Mild to severe and persisting diarrhea and even colitis have been reported as a side effect of therapy with lincomycin and clindamycin. An alteration in the normal bowel flora with an overgrowth of coliforms and other antibiotic-resistant bacteria has been postulated as a mechanism for the development of diarrhea. Investigations were undertaken in men to observe whether the simultaneous administration of gentamicin was capable of preventing lincomycin-associated intestinal disturbances. Of the 30 subjects treated only with lincomycin 11 (36.6%) developed diarrhea. Of the 18 subjects treated with lincomycin and simultaneously with oral gentamicine, none developed diarrhea. Results of bacteriological examinations indicate that in subjects treated with lincomycin, some potentially pathogenic bacteria, like coliforms and clostridia, are still present in intestinal flora; the simultaneous absence of bifidobacteria and bacteriodes could result in the abolishment of the host resistance to the noxious activity of these endogenous bacteria, as some reported data of the literature suggest. Coliforms and the majority of clostridia strains are not present in subjects treated simultaneously with gentamicin.
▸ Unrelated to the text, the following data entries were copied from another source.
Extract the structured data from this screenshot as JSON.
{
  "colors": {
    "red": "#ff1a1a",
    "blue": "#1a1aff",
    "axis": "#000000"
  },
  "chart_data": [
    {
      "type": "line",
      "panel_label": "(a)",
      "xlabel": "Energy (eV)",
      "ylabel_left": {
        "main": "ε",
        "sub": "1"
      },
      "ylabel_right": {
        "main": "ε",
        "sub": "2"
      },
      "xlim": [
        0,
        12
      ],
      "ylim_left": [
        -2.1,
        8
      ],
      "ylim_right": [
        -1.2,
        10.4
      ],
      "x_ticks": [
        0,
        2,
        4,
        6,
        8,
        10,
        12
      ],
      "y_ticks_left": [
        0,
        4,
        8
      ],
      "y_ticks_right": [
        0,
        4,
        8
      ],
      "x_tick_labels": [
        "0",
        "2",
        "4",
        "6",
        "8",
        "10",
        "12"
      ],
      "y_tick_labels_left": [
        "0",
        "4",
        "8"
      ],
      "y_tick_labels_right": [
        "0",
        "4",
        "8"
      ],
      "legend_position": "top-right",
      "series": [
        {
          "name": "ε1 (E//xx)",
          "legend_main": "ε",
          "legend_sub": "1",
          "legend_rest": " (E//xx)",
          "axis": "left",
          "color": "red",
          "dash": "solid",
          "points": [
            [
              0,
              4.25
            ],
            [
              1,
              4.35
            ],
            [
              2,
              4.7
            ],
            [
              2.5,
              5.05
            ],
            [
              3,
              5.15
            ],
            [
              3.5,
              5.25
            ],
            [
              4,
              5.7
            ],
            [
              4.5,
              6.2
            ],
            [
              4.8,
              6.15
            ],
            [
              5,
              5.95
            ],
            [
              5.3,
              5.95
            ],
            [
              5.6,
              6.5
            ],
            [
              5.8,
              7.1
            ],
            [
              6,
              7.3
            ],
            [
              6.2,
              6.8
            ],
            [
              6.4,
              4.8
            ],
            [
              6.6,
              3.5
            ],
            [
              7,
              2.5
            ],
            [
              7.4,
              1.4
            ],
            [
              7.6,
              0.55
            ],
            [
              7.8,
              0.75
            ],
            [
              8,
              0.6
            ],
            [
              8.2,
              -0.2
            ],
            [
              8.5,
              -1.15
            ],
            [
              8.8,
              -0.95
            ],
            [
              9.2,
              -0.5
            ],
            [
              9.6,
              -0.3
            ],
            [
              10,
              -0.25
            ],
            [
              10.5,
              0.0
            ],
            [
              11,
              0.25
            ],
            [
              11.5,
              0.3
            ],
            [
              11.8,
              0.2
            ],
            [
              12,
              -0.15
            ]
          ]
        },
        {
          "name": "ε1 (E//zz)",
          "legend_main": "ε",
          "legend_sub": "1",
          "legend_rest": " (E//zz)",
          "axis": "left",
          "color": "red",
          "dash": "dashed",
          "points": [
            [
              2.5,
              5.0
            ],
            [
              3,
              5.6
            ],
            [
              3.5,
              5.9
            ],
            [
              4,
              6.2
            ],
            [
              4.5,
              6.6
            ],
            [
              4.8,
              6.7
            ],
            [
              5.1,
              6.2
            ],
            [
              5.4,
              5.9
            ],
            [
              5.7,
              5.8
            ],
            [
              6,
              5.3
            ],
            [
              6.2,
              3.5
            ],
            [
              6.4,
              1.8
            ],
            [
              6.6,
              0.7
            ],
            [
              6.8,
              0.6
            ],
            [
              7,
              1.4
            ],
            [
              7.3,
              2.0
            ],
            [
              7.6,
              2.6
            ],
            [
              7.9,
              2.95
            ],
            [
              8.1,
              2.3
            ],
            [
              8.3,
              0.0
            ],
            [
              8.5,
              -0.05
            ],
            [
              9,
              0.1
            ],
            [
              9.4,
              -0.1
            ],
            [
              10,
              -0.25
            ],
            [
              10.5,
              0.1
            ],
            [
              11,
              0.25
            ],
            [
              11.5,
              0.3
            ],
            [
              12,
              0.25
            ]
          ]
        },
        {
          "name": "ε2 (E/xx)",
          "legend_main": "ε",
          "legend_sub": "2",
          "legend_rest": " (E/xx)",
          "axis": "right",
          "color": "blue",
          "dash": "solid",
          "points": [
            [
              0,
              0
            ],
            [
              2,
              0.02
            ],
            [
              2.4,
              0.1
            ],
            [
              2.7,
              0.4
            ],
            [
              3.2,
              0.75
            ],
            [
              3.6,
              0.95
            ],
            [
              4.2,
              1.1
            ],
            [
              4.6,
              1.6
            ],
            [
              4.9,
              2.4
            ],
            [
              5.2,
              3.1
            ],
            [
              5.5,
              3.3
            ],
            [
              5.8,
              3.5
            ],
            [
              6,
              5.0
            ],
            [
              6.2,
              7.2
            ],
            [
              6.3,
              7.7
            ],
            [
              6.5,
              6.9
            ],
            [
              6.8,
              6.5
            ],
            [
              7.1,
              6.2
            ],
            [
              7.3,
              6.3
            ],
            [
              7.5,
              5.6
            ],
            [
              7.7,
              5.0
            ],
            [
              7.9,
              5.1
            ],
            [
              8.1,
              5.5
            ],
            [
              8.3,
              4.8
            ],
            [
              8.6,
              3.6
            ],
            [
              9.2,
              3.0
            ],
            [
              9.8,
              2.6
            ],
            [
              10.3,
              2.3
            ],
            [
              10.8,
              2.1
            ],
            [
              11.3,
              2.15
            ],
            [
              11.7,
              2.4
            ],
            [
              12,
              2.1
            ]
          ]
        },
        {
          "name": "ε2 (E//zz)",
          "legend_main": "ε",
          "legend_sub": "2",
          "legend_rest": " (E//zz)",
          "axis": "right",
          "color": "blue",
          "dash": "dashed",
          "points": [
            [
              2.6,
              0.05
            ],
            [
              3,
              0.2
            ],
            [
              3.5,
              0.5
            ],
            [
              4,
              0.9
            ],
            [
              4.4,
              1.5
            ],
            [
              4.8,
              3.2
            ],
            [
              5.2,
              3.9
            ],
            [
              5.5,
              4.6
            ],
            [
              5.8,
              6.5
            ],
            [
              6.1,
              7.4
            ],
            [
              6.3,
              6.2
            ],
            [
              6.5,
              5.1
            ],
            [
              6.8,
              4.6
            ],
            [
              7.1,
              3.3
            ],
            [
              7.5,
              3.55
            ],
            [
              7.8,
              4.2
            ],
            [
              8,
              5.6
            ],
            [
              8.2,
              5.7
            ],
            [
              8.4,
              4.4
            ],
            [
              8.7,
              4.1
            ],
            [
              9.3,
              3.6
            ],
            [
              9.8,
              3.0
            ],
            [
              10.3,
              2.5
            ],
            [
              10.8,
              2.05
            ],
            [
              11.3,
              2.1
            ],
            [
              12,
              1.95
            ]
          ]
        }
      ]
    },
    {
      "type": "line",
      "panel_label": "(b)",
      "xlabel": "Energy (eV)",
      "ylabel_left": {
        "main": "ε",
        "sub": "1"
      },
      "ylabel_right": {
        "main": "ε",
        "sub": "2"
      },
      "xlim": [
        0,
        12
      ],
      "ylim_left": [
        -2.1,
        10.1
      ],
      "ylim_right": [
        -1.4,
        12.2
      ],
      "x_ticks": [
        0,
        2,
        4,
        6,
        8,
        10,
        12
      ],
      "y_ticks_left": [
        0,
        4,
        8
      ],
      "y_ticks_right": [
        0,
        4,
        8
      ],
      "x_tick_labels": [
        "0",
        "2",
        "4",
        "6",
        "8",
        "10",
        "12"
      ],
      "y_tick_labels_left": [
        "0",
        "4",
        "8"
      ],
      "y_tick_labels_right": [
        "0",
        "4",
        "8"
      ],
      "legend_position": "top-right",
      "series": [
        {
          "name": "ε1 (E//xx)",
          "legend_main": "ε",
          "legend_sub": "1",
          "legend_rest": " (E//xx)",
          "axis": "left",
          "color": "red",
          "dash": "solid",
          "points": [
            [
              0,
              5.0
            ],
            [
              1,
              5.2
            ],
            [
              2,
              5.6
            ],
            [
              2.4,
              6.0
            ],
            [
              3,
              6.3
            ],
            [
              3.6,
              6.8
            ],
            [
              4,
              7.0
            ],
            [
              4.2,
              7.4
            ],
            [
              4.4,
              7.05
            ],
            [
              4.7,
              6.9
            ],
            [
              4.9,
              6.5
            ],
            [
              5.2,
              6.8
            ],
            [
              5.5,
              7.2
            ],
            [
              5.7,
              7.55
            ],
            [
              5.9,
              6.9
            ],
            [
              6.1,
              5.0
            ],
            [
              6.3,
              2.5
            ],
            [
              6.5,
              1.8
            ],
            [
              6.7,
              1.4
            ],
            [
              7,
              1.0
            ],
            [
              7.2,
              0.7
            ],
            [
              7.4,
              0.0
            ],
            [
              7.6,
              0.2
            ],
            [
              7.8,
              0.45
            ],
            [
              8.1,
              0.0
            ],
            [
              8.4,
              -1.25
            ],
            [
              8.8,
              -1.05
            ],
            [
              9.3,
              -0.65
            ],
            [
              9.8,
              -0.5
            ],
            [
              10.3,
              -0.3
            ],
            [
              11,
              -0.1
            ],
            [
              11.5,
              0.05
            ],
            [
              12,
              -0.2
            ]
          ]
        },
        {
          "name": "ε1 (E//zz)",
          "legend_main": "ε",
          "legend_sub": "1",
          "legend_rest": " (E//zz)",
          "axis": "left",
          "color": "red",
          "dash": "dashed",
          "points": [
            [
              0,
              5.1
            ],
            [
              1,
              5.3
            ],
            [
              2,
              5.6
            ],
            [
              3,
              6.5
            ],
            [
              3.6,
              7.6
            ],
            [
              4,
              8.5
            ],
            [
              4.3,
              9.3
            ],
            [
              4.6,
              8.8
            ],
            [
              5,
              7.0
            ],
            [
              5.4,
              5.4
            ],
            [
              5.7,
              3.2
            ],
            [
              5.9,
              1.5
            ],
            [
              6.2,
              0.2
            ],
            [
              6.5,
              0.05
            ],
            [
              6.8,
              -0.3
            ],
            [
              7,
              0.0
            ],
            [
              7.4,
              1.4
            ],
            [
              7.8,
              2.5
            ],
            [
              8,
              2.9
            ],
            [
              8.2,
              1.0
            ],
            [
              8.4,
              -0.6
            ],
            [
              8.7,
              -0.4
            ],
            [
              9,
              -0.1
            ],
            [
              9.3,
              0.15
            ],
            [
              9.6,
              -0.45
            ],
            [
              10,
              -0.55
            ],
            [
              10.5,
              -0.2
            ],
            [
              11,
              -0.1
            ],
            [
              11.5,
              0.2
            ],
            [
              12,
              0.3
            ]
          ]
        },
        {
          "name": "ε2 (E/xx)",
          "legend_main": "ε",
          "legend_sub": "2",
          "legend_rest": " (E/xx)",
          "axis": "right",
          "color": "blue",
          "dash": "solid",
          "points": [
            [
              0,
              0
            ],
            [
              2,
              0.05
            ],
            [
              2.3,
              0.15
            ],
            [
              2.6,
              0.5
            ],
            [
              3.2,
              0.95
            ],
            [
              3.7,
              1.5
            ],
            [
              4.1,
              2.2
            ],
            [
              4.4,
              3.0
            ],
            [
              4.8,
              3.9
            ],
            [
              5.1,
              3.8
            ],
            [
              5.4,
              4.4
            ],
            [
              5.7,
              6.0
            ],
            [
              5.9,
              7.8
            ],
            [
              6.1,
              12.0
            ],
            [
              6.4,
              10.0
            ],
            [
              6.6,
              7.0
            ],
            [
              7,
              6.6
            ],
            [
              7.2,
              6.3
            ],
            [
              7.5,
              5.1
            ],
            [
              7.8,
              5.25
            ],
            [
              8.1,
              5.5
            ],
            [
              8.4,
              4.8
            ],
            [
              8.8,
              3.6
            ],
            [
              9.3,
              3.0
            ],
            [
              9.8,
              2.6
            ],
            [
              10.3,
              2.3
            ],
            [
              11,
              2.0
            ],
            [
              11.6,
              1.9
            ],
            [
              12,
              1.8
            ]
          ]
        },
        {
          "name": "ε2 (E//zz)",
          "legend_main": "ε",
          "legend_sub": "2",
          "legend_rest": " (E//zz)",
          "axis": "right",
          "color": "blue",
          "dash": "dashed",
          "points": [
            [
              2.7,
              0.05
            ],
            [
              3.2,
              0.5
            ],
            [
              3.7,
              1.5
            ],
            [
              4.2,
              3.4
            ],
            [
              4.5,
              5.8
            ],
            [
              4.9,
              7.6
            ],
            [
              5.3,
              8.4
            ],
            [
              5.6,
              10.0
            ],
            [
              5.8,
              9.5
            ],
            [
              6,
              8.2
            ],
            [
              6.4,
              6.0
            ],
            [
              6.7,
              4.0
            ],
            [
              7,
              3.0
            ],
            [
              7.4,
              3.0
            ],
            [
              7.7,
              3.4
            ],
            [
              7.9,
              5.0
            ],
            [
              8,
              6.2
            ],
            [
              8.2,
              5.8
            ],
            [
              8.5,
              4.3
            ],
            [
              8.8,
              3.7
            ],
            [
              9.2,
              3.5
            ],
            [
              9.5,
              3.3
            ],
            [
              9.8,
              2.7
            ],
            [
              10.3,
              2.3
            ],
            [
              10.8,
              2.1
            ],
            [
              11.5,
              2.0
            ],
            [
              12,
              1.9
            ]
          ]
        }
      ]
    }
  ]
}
据报道,使用林可霉素和克林霉素治疗的副作用包括轻度至重度且持续的腹泻甚至结肠炎。正常肠道菌群的改变以及大肠菌和其他耐药菌的过度生长被认为是腹泻发生的一种机制。对男性进行了调查,以观察同时使用庆大霉素是否能够预防林可霉素相关的肠道紊乱。仅接受林可霉素治疗的30名受试者中,有11名(36.6%)出现腹泻。在接受林可霉素治疗并同时口服庆大霉素的18名受试者中,无人出现腹泻。细菌学检查结果表明,在接受林可霉素治疗的受试者中,肠道菌群中仍存在一些潜在病原菌,如大肠菌和梭菌;文献中的一些报道数据表明,双歧杆菌和拟杆菌的同时缺失可能导致宿主对这些内源性细菌有害活性的抵抗力丧失。在同时接受庆大霉素治疗的受试者中不存在大肠菌和大多数梭菌菌株。